When Louis Comfort Tiffany’s work is a source of inspiration for floral design, you know you’re in for a treat. “Glass to Garden: Tiffany Inspired Floral Designs” is an unexpected exhibition that brings together historic Tiffany masterpieces (lamps, vases and other objects) from Richard H. Driehaus’ private collection with contemporary floral installations created by four local floral designers and thoughtfully curated by Elizabeth Cronin, founder and creative director of Asrai Garden.

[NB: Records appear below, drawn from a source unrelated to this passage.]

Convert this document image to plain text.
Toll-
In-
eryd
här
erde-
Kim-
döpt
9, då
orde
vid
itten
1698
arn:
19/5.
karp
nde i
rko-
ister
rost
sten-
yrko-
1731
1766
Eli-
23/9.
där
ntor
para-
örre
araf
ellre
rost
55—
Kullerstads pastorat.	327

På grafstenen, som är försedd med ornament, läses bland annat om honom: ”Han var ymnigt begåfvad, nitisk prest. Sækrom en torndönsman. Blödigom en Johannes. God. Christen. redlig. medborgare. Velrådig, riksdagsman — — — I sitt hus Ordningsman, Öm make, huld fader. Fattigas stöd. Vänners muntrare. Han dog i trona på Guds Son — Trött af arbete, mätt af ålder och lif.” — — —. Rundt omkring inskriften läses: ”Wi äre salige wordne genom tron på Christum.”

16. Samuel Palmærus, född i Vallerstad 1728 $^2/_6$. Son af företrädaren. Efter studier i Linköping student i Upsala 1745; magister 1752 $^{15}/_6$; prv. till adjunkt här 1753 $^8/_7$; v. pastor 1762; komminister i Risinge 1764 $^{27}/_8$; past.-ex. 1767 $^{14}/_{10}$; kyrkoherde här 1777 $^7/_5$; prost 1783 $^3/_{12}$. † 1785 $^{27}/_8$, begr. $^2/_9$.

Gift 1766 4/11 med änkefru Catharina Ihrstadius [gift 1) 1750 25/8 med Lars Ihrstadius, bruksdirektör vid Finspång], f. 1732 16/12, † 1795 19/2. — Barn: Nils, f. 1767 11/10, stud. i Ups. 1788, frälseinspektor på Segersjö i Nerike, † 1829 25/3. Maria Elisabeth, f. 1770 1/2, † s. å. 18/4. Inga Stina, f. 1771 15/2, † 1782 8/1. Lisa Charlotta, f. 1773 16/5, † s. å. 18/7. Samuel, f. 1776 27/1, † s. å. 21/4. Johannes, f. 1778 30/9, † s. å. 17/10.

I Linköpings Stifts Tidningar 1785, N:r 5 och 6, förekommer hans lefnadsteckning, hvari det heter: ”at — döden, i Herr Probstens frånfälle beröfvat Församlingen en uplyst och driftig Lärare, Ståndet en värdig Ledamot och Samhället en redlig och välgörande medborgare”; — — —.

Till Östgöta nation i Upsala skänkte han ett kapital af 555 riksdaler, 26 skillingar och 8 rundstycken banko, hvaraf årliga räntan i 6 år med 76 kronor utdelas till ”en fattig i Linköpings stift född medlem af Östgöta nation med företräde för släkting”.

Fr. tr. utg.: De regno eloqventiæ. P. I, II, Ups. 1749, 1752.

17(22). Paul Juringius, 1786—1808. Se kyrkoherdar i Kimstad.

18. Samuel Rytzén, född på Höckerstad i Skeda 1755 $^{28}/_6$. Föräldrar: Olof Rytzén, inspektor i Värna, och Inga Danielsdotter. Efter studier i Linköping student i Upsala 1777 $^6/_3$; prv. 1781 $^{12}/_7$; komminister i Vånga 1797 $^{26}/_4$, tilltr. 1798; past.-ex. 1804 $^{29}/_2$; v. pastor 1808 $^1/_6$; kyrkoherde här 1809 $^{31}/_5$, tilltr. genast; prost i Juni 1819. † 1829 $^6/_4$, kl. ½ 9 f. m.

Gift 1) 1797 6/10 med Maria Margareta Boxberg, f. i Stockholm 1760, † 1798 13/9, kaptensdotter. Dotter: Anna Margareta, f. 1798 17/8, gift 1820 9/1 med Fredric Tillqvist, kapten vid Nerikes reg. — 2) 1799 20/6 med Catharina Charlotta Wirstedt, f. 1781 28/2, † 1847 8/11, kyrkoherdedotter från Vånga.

Angelica Rivera Varela from Semillas Plant Studio, John Caleb Pendleton from Planks & Pistils, Taylor Amilas Bates from Dusk Lily Floral and Serena Madrigal from Espinas—a diverse group of emerging designers who looked into their own backgrounds for inspiration as well—have transformed the Nickerson Mansion, a restored Gilded Age home, into an enchanted forest. Room by room, the installations pitch the viewer into a rabbit hole of color and texture, preserved florals and weirdly amazing materials. “Nature was Tiffany’s muse,” says executive director Lisa M. Key. “And so we’re having a bit of fun with this idea in ‘Glass to Garden.’ Contemporary floral artists—who work directly with nature—are letting Tiffany be their muse,” she says, excited to reestablish the link between classic pieces and the natural elements that originally inspired them.

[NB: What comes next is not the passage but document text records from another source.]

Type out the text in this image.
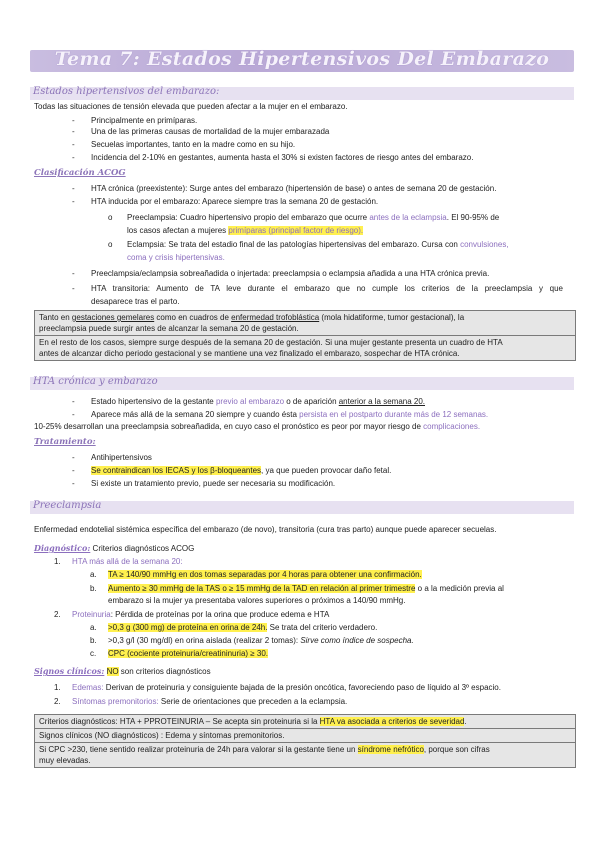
Tema 7: Estados Hipertensivos Del Embarazo
Estados hipertensivos del embarazo:
Todas las situaciones de tensión elevada que pueden afectar a la mujer en el embarazo.
- Principalmente en primíparas.
- Una de las primeras causas de mortalidad de la mujer embarazada
- Secuelas importantes, tanto en la madre como en su hijo.
- Incidencia del 2-10% en gestantes, aumenta hasta el 30% si existen factores de riesgo antes del embarazo.
Clasificación ACOG
- HTA crónica (preexistente): Surge antes del embarazo (hipertensión de base) o antes de semana 20 de gestación.
- HTA inducida por el embarazo: Aparece siempre tras la semana 20 de gestación.
o Preeclampsia: Cuadro hipertensivo propio del embarazo que ocurre antes de la eclampsia. El 90-95% de
los casos afectan a mujeres primíparas (principal factor de riesgo).
o Eclampsia: Se trata del estadio final de las patologías hipertensivas del embarazo. Cursa con convulsiones,
coma y crisis hipertensivas.
- Preeclampsia/eclampsia sobreañadida o injertada: preeclampsia o eclampsia añadida a una HTA crónica previa.
- HTA transitoria: Aumento de TA leve durante el embarazo que no cumple los criterios de la preeclampsia y que
desaparece tras el parto.
Tanto en gestaciones gemelares como en cuadros de enfermedad trofoblástica (mola hidatiforme, tumor gestacional), la
preeclampsia puede surgir antes de alcanzar la semana 20 de gestación.
En el resto de los casos, siempre surge después de la semana 20 de gestación. Si una mujer gestante presenta un cuadro de HTA
antes de alcanzar dicho periodo gestacional y se mantiene una vez finalizado el embarazo, sospechar de HTA crónica.
HTA crónica y embarazo
- Estado hipertensivo de la gestante previo al embarazo o de aparición anterior a la semana 20.
- Aparece más allá de la semana 20 siempre y cuando ésta persista en el postparto durante más de 12 semanas.
10-25% desarrollan una preeclampsia sobreañadida, en cuyo caso el pronóstico es peor por mayor riesgo de complicaciones.
Tratamiento:
- Antihipertensivos
- Se contraindican los IECAS y los β-bloqueantes, ya que pueden provocar daño fetal.
- Si existe un tratamiento previo, puede ser necesaria su modificación.
Preeclampsia
Enfermedad endotelial sistémica específica del embarazo (de novo), transitoria (cura tras parto) aunque puede aparecer secuelas.
Diagnóstico: Criterios diagnósticos ACOG
1. HTA más allá de la semana 20:
a. TA ≥ 140/90 mmHg en dos tomas separadas por 4 horas para obtener una confirmación.
b. Aumento ≥ 30 mmHg de la TAS o ≥ 15 mmHg de la TAD en relación al primer trimestre o a la medición previa al
embarazo si la mujer ya presentaba valores superiores o próximos a 140/90 mmHg.
2. Proteinuria: Pérdida de proteínas por la orina que produce edema e HTA
a. >0,3 g (300 mg) de proteína en orina de 24h. Se trata del criterio verdadero.
b. >0,3 g/l (30 mg/dl) en orina aislada (realizar 2 tomas): Sirve como índice de sospecha.
c. CPC (cociente proteinuria/creatininuria) ≥ 30.
Signos clínicos: NO son criterios diagnósticos
1. Edemas: Derivan de proteinuria y consiguiente bajada de la presión oncótica, favoreciendo paso de líquido al 3º espacio.
2. Síntomas premonitorios: Serie de orientaciones que preceden a la eclampsia.
Criterios diagnósticos: HTA + PPROTEINURIA – Se acepta sin proteinuria si la HTA va asociada a criterios de severidad.
Signos clínicos (NO diagnósticos) : Edema y síntomas premonitorios.
Si CPC >230, tiene sentido realizar proteinuria de 24h para valorar si la gestante tiene un síndrome nefrótico, porque son cifras
muy elevadas.
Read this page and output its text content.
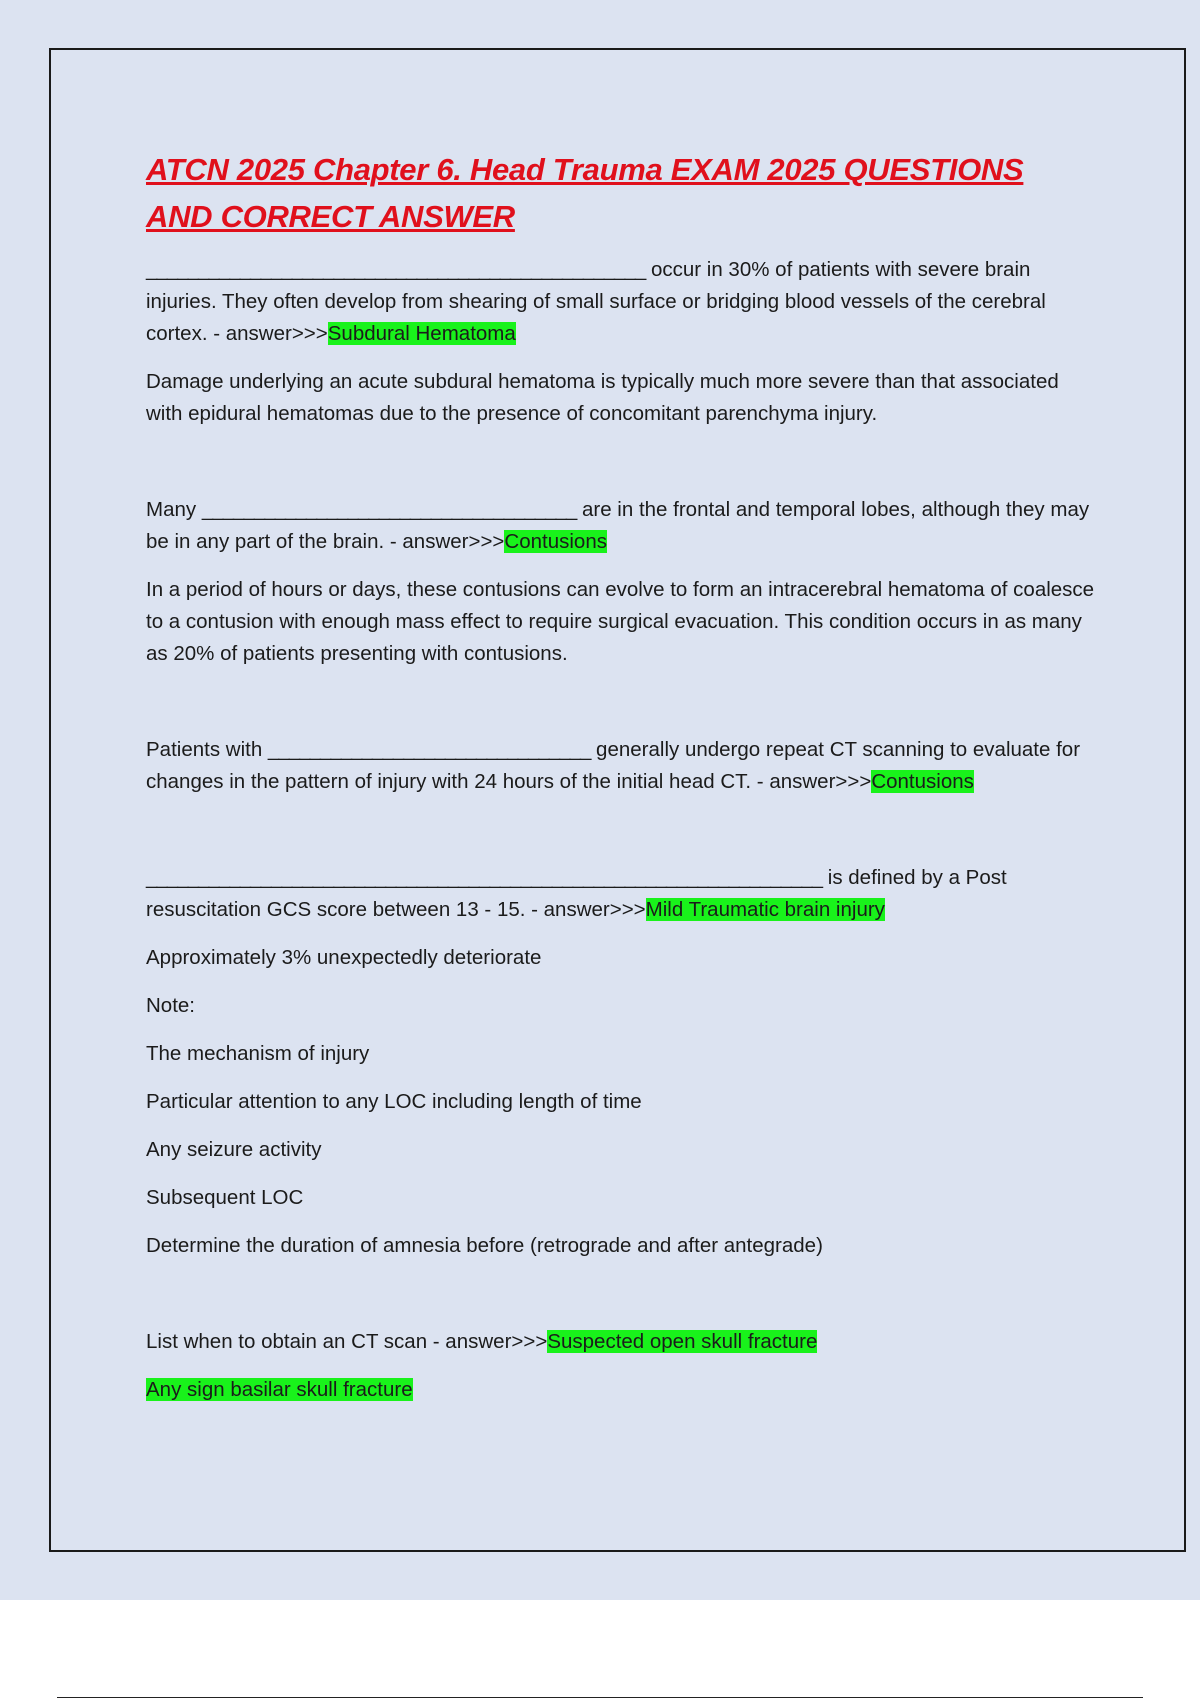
ATCN 2025 Chapter 6. Head Trauma EXAM 2025 QUESTIONS AND CORRECT ANSWER

________________________________________________ occur in 30% of patients with severe brain injuries. They often develop from shearing of small surface or bridging blood vessels of the cerebral cortex. - answer>>>Subdural Hematoma

Damage underlying an acute subdural hematoma is typically much more severe than that associated with epidural hematomas due to the presence of concomitant parenchyma injury.

Many ____________________________________ are in the frontal and temporal lobes, although they may be in any part of the brain. - answer>>>Contusions

In a period of hours or days, these contusions can evolve to form an intracerebral hematoma of coalesce to a contusion with enough mass effect to require surgical evacuation. This condition occurs in as many as 20% of patients presenting with contusions.

Patients with _______________________________ generally undergo repeat CT scanning to evaluate for changes in the pattern of injury with 24 hours of the initial head CT. - answer>>>Contusions

_________________________________________________________________ is defined by a Post resuscitation GCS score between 13 - 15. - answer>>>Mild Traumatic brain injury

Approximately 3% unexpectedly deteriorate

Note:

The mechanism of injury

Particular attention to any LOC including length of time

Any seizure activity

Subsequent LOC

Determine the duration of amnesia before (retrograde and after antegrade)

List when to obtain an CT scan - answer>>>Suspected open skull fracture

Any sign basilar skull fracture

From a curator’s perspective, Cronin talks about florals as an art form, the importance of creating a dialogue between historical opulence and modern botanical artistry, and the impact of an exhibition set to redefine how we perceive and appreciate timeless works of all shapes and sizes.
The exhibition brings together historic Tiffany pieces with contemporary floral installations. Where do you see the synergy between the two? What challenges did you face in ensuring a harmonious blend?
I think the synergy came from the spectacular use of color Tiffany is known for—it’s an artist’s dream to have such incredible pieces as inspiration. The challenges for each came from striking the balance between inspiration and individuality. It’s all so subjective and as the first museum show on this scale for each of them, remembering to take their own style, this opportunity and the Tiffany pieces, was a challenge. Often, when you get your first larger installation you have been thinking and dreaming of that moment for so long that you have big ideas and to have parameters put on those can be hard.
Tell me about the process of choosing the four local floral designers for this exhibition and your collaboration with them. How did their unique backgrounds shape the final design outcomes?
These florists are in the early stages of their careers and businesses but have already made a big impact. I have been following their paths and watching with excitement and knew instantly who I wanted to work with. We had multiple ideation sessions, workshopped and problem-solved together along the way. They have done such a beautiful job of weaving their background, personal style, life and culture reflected throughout.
In what ways does the use of preserved floral and plant material in the installations contribute to the overall theme and experience of the exhibition?
I love to think of this as an introduction to a newer type of floral material for most folks, assuming many have not seen preserved florals before or have never seen them used in this way.
What impact do you hope this exhibition, merging modern floral designs with Tiffany’s historic pieces, will have on the viewers’ understanding and appreciation of both art forms?
The number-one thing I hope that people begin to think about when visiting this exhibition is that florals are an art form and florists are artists. Their work belongs in museums yet has often been treated as a craft or hobby by the public. It is time they are given the respect and admiration they deserve.
“Glass to Garden: Tiffany Inspired Floral Designs” is on view at the Richard H. Driehaus Museum, 40 East Erie, through January 7.